I've gone for a shadow cost of 2000 which puts the stats at gross 1.35 / net 1.23 / costs 0.12 / turnover 25.5 A net SR of 1.23 isn't the 1.43 or so I thought I'd get, but it's still okay. Costs are slightly higher, but turnover is matched. I think my production costs will be lower anyway, since I've excluded really expensive instruments from trading which are allowed in sim. Anyway the system will be okay for a week or so. Spent a bit of time diddling around with CVXPY but the problem as specified isn't convex so that didn't work; also tried tweaking the greedy method without success. Going to take a week off anyway so plenty of time to think.... GAT
Hi Rob, Have you tried this implementation with cvxpy? https://github.com/golforado/tracking-portfolio/blob/main/tracking_portfolio.py I didn't have any problem due to convexity Thanks
I needed to address the problem in a slight different way so I could solve it with cvxpy.
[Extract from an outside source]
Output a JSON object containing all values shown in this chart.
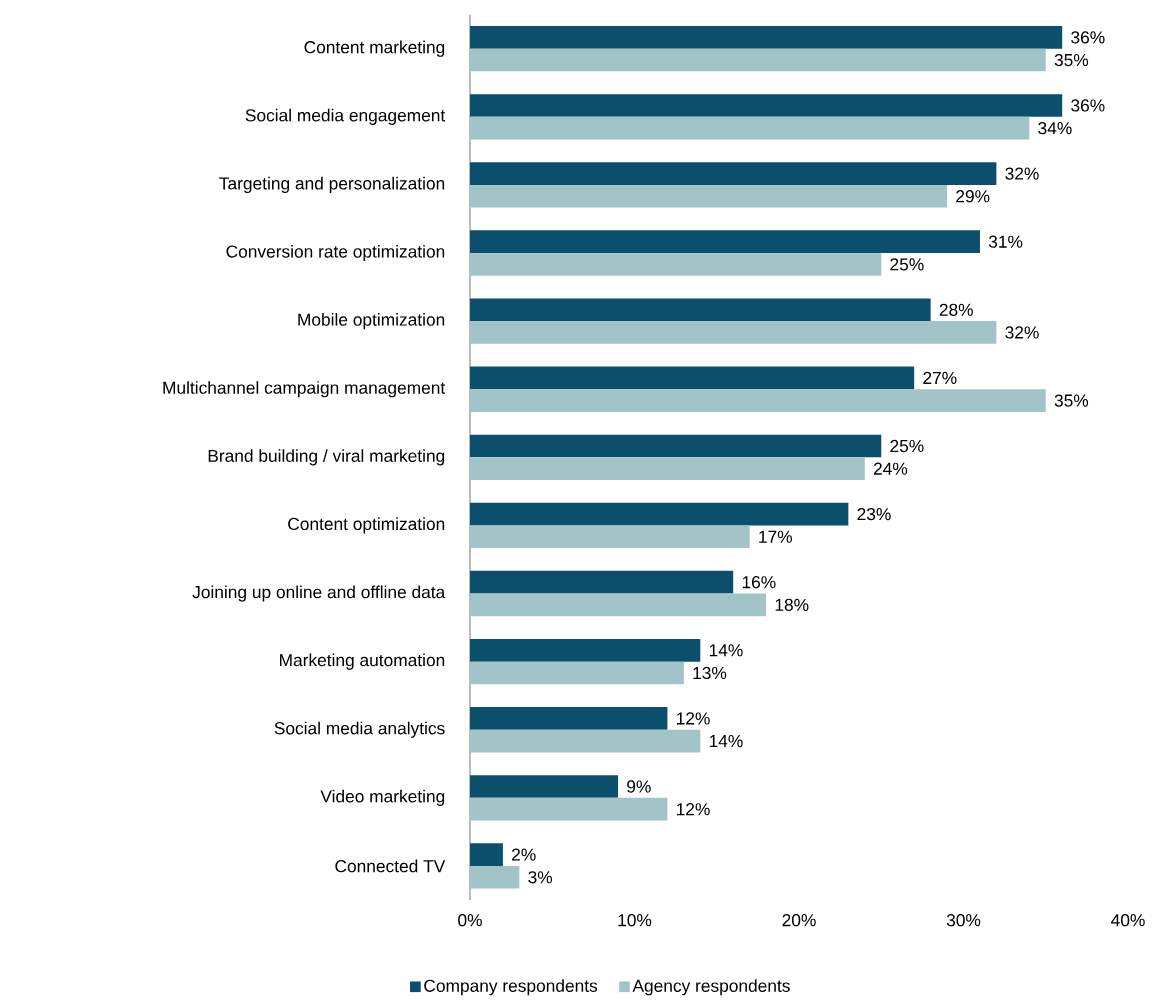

Actually the interpretation of the shadow cost changes. I'm using around 50, but I'm not in production yet. I will review it after your recent experience. I tried to explain the way I addressed the problem here: https://github.com/golforado/tracking-portfolio Please let me know if I can help. Thanks
Hey GAT...If this was the TLDR version, then the verbose version is going to break Baron's internet data-amount costs. Holy smokes!